The UK government has published its promised Internet Safety Strategy green paper, launching a consultation process which will run through to early December and proposing a combination of codes of practice and 'technological solutions'.
Earlier this month Karen Bradley, Secretary of State for Digital, Culture, Media, and Sport (DMCS) pledged to make Britain 'the safest place in the world to go online'. 'As a government we also have a duty to protect children and vulnerable people from the less-family friendly corners of the internet,' Bradley told attendees at the Conservative Party Conference in Manchester. 'We have all heard about the dangers of cyber-bulling, Twitter abuse and trolling on the internet. These are problems that Conservatives are tackling head on.'
At the time, Bradley promised that a green paper on the government's Internet Safety Strategy would be published in due course - and published it has been. As outlined by Bradley during the initial proposal, the 62-page document covers a range of potential changes to policy and law aimed at curbing online abuse and centred around three key principles: What is unacceptable offline should be unacceptable online; all users should be empowered to manage online risks and stay safe; technology companies have a responsibility to their users.

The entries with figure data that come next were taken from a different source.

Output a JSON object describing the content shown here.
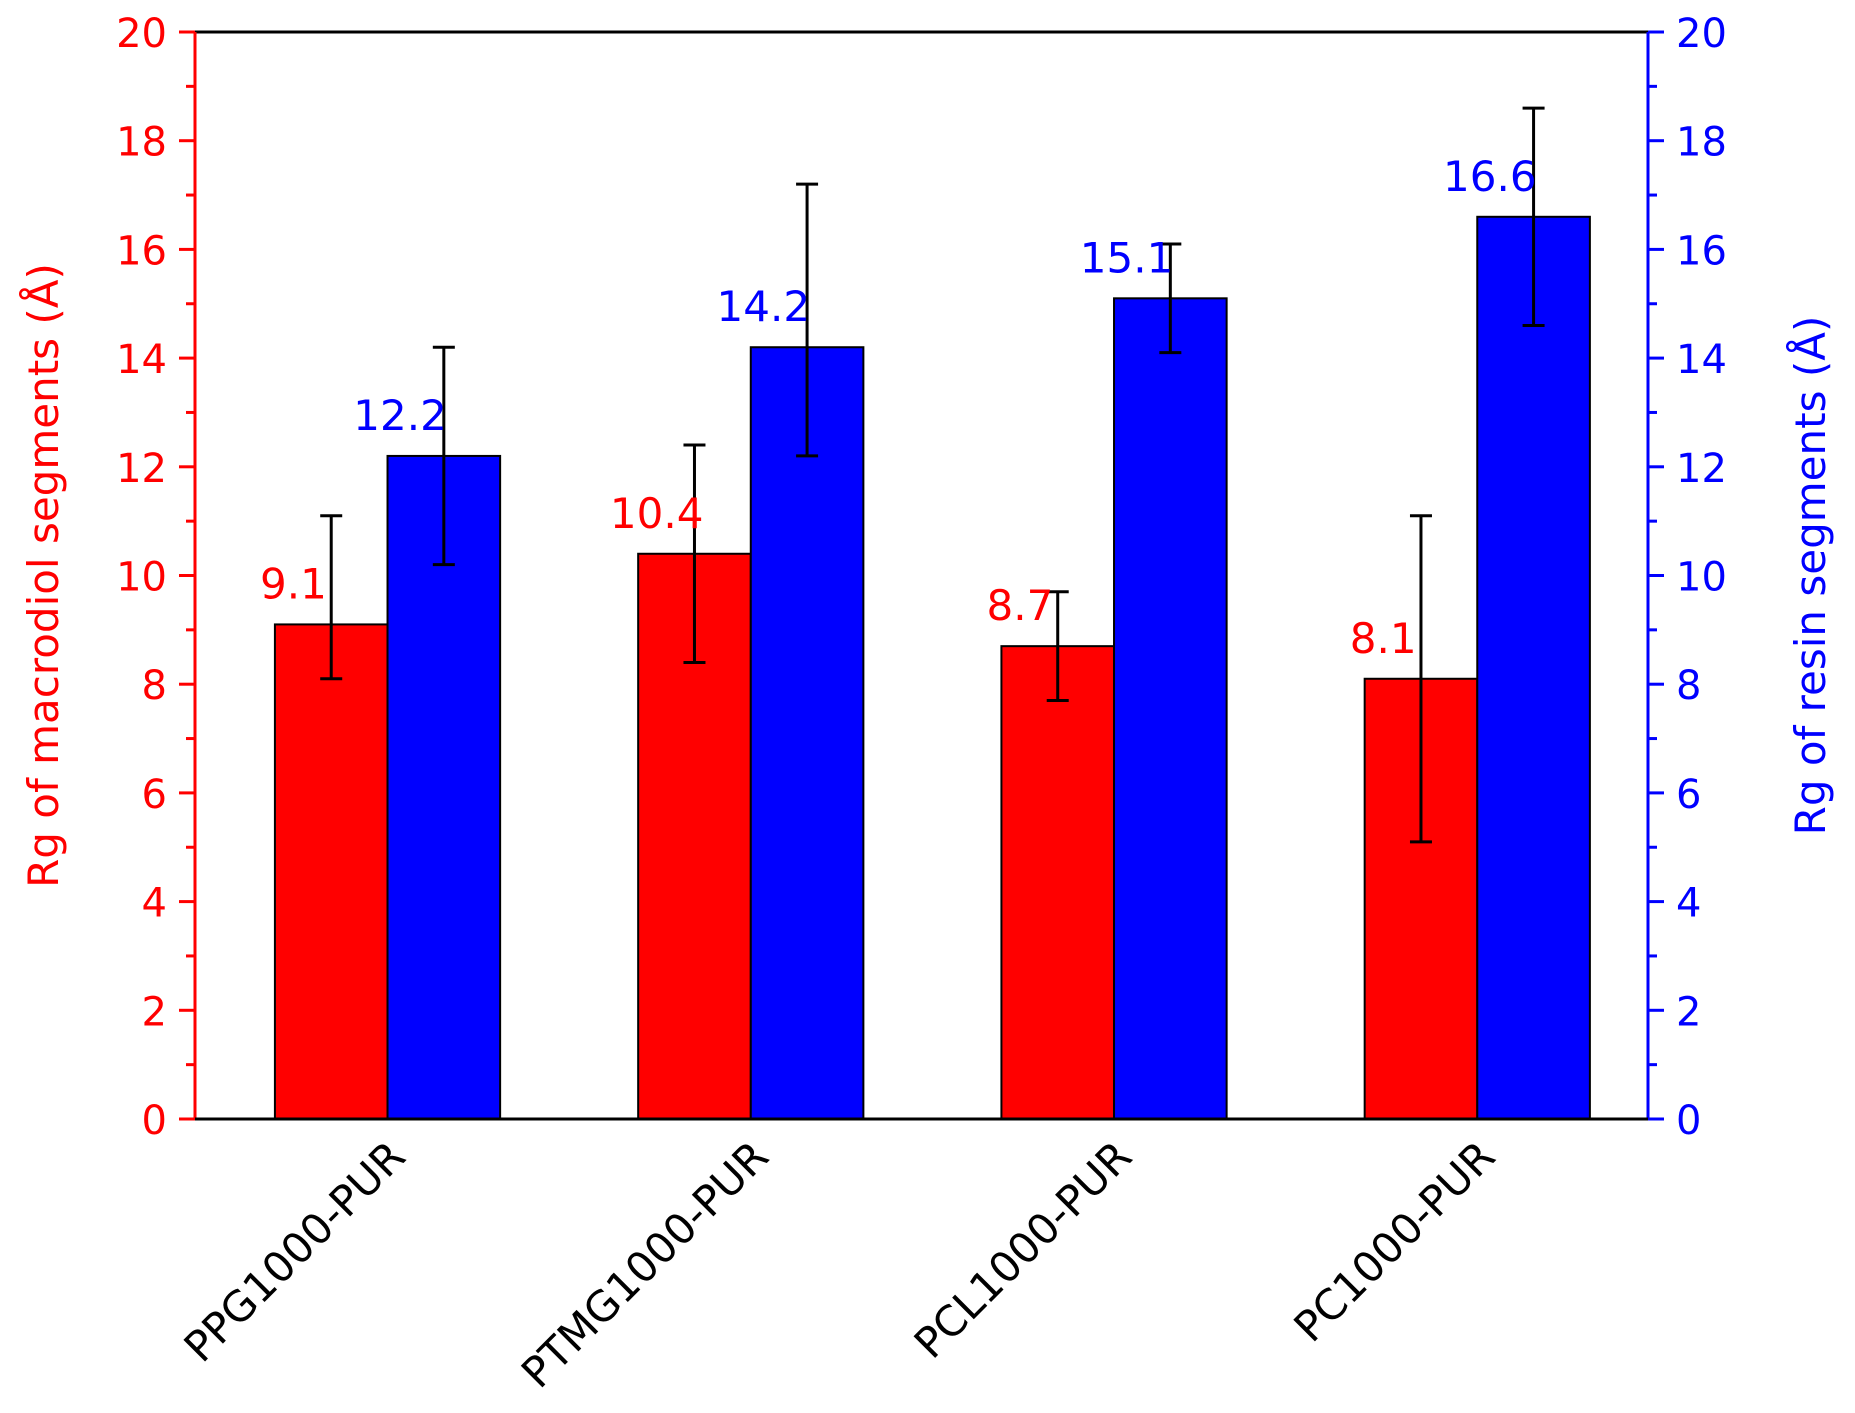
{
  "chart_data": {
    "type": "bar",
    "categories": [
      "PPG1000-PUR",
      "PTMG1000-PUR",
      "PCL1000-PUR",
      "PC1000-PUR"
    ],
    "series": [
      {
        "name": "Rg of macrodiol segments",
        "axis": "left",
        "color": "#ff0000",
        "values": [
          9.1,
          10.4,
          8.7,
          8.1
        ],
        "error_low": [
          8.1,
          8.4,
          7.7,
          5.1
        ],
        "error_high": [
          11.1,
          12.4,
          9.7,
          11.1
        ],
        "labels": [
          "9.1",
          "10.4",
          "8.7",
          "8.1"
        ]
      },
      {
        "name": "Rg of resin segments",
        "axis": "right",
        "color": "#0000ff",
        "values": [
          12.2,
          14.2,
          15.1,
          16.6
        ],
        "error_low": [
          10.2,
          12.2,
          14.1,
          14.6
        ],
        "error_high": [
          14.2,
          17.2,
          16.1,
          18.6
        ],
        "labels": [
          "12.2",
          "14.2",
          "15.1",
          "16.6"
        ]
      }
    ],
    "left_axis": {
      "label": "Rg of macrodiol segments (Å)",
      "color": "#ff0000",
      "ylim": [
        0,
        20
      ],
      "ticks": [
        "0",
        "2",
        "4",
        "6",
        "8",
        "10",
        "12",
        "14",
        "16",
        "18",
        "20"
      ]
    },
    "right_axis": {
      "label": "Rg of resin segments (Å)",
      "color": "#0000ff",
      "ylim": [
        0,
        20
      ],
      "ticks": [
        "0",
        "2",
        "4",
        "6",
        "8",
        "10",
        "12",
        "14",
        "16",
        "18",
        "20"
      ]
    },
    "xlabel": "",
    "title": "",
    "grid": false
  }
}
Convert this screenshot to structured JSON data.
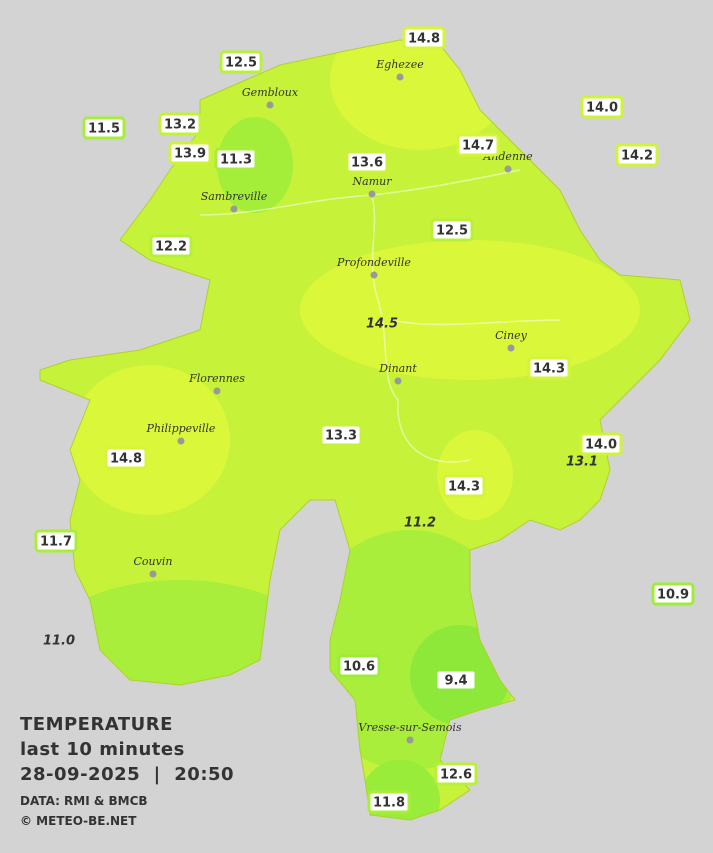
{
  "map": {
    "stations": [
      {
        "text": "14.8",
        "color": "#d6f53a"
      },
      {
        "text": "12.5",
        "color": "#b8f03a"
      },
      {
        "text": "11.5",
        "color": "#a6ee3a"
      },
      {
        "text": "13.2",
        "color": "#c4f23a"
      },
      {
        "text": "13.9",
        "color": "#ccf33a"
      },
      {
        "text": "11.3",
        "color": "#a6ee3a"
      },
      {
        "text": "13.6",
        "color": "#c8f33a"
      },
      {
        "text": "14.7",
        "color": "#d6f53a"
      },
      {
        "text": "14.0",
        "color": "#cef43a"
      },
      {
        "text": "14.2",
        "color": "#d0f43a"
      },
      {
        "text": "12.5",
        "color": "#b8f03a"
      },
      {
        "text": "12.2",
        "color": "#b4f03a"
      },
      {
        "text": "14.5",
        "color": "#d4f53a",
        "italic": true
      },
      {
        "text": "14.3",
        "color": "#d2f43a"
      },
      {
        "text": "13.3",
        "color": "#c4f23a"
      },
      {
        "text": "14.0",
        "color": "#cef43a"
      },
      {
        "text": "13.1",
        "color": "#c4f23a",
        "italic": true
      },
      {
        "text": "14.8",
        "color": "#d6f53a"
      },
      {
        "text": "14.3",
        "color": "#d2f43a"
      },
      {
        "text": "11.2",
        "color": "#a6ee3a",
        "italic": true
      },
      {
        "text": "11.7",
        "color": "#aaee3a"
      },
      {
        "text": "10.9",
        "color": "#a0ec3a"
      },
      {
        "text": "11.0",
        "color": "#a0ec3a",
        "italic": true
      },
      {
        "text": "10.6",
        "color": "#9cec3a"
      },
      {
        "text": "9.4",
        "color": "#8ee83a"
      },
      {
        "text": "12.6",
        "color": "#b8f03a"
      },
      {
        "text": "11.8",
        "color": "#aaee3a"
      }
    ],
    "cities": [
      "Eghezee",
      "Gembloux",
      "Andenne",
      "Namur",
      "Sambreville",
      "Profondeville",
      "Ciney",
      "Dinant",
      "Florennes",
      "Philippeville",
      "Couvin",
      "Vresse-sur-Semois"
    ],
    "legend": {
      "title": "TEMPERATURE",
      "period": "last 10 minutes",
      "datetime": "28-09-2025  |  20:50",
      "source": "DATA: RMI & BMCB",
      "copyright": "© METEO-BE.NET"
    }
  }
}
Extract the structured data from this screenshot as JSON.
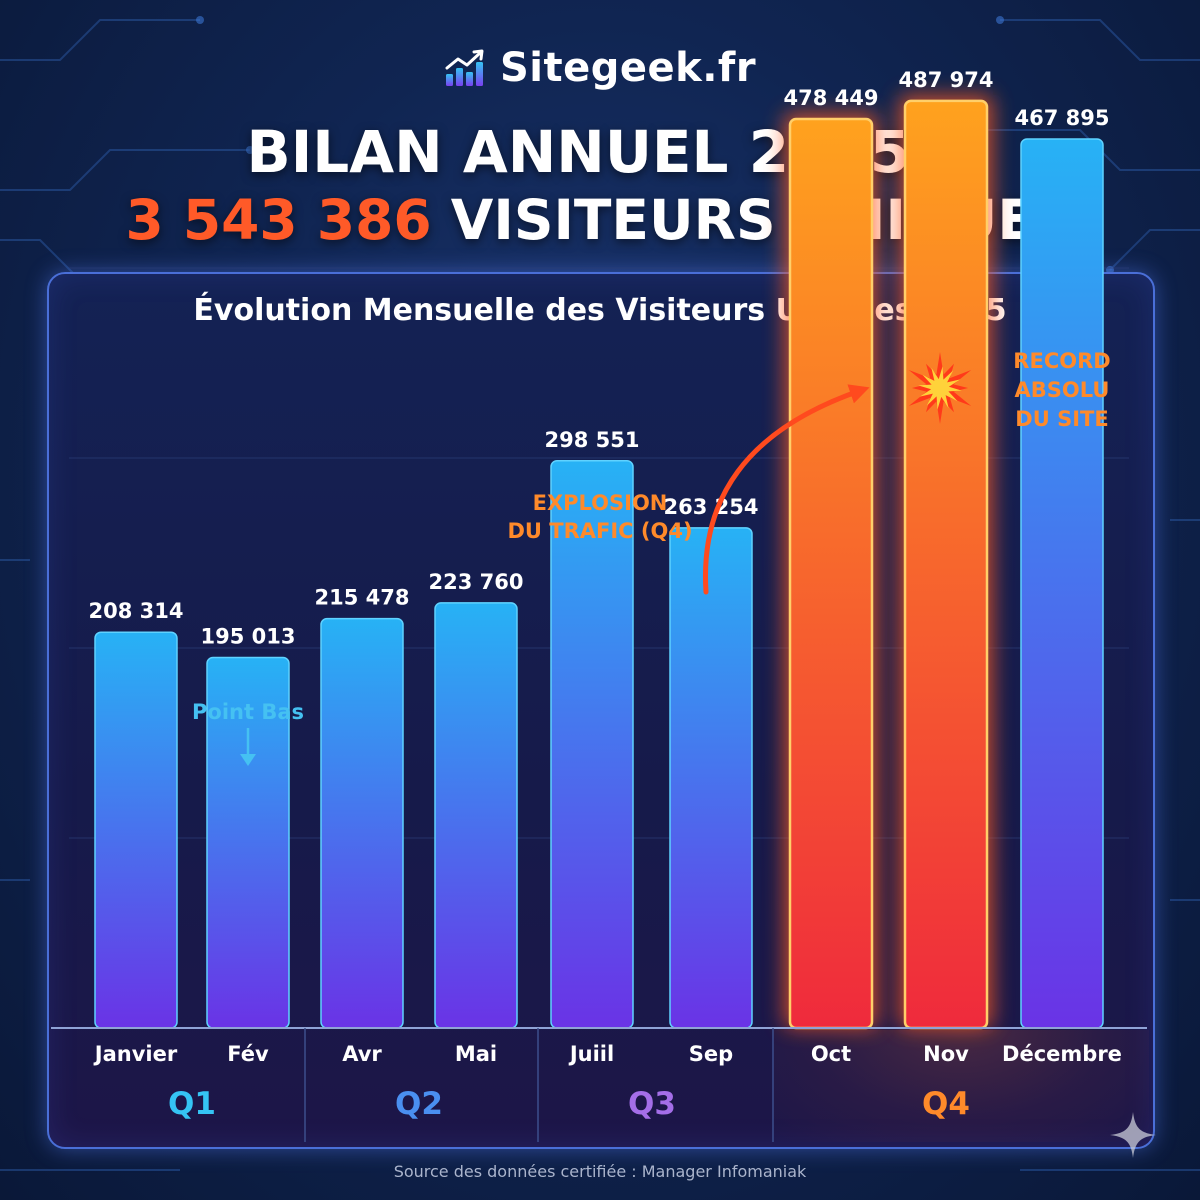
{
  "brand": {
    "name": "Sitegeek.fr",
    "logo_icon": "trending-bar-chart-icon"
  },
  "headline": {
    "line1": "BILAN ANNUEL 2025 :",
    "total": "3 543 386",
    "line2_rest": " VISITEURS UNIQUES"
  },
  "source": "Source des données certifiée : Manager Infomaniak",
  "colors": {
    "accent_orange": "#ff5a28",
    "bar_blue_top": "#27b2f5",
    "bar_purple_bottom": "#6a33e6",
    "bar_orange_top": "#ffa21e",
    "bar_red_bottom": "#ef2a3c",
    "q1": "#35c4f4",
    "q2": "#4a8ff0",
    "q3": "#a46ee8",
    "q4": "#ff8a2a",
    "annotation_orange": "#ff8a2a",
    "annotation_blue": "#45c1f2"
  },
  "chart_data": {
    "type": "bar",
    "title": "Évolution Mensuelle des Visiteurs Uniques 2025",
    "categories": [
      "Janvier",
      "Fév",
      "Avr",
      "Mai",
      "Juiil",
      "Sep",
      "Oct",
      "Nov",
      "Décembre"
    ],
    "values": [
      208314,
      195013,
      215478,
      223760,
      298551,
      263254,
      478449,
      487974,
      467895
    ],
    "value_labels": [
      "208 314",
      "195 013",
      "215 478",
      "223 760",
      "298 551",
      "263 254",
      "478 449",
      "487 974",
      "467 895"
    ],
    "highlighted": [
      false,
      false,
      false,
      false,
      false,
      false,
      true,
      true,
      false
    ],
    "quarters": [
      {
        "label": "Q1",
        "months": 2
      },
      {
        "label": "Q2",
        "months": 2
      },
      {
        "label": "Q3",
        "months": 2
      },
      {
        "label": "Q4",
        "months": 3
      }
    ],
    "ylim": [
      0,
      500000
    ],
    "grid": true,
    "annotations": {
      "low_point": "Point Bas",
      "explosion_line1": "EXPLOSION",
      "explosion_line2": "DU TRAFIC (Q4)",
      "record_line1": "RECORD",
      "record_line2": "ABSOLU",
      "record_line3": "DU SITE"
    }
  }
}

'This green paper takes forward a range of manifesto commitments including our promise to educate today’s young people in the harms of the Internet and how best to combat them; introduce an industry-wide levy which could in the future be underpinned with legislation; and protect the vulnerable and give people confidence to use the Internet without fear through initiatives like a code of practice for social media companies,' explains Bradley in the paper's foreword. 'The question and challenge of our age is how to reduce the risks posed by the Internet, while embracing its opportunities. This green paper sets out our objectives on online safety and we will work together with a wide range of interested parties to achieve these. In developing this work we will work closely with government departments, charities, academics and the tech community to take the action needed to make online communities safer and empower users to manage risks and stay safe online.'
Proposals featured in the document include the introduction of a levy - not a tax, it claims - on social media companies to fund anti-abuse projects, expanding the UK Council for Child Internet Safety to cover over-18s as well as under-18s and renaming it the UK Council for Internet Safety, the introduction of a social media code of practice, programmes to improve 'digital literacy', and the introduction of a national police hub specifically targeting online hate crime.
The consultancy process runs through to December 7th, with responses welcomed through the official website.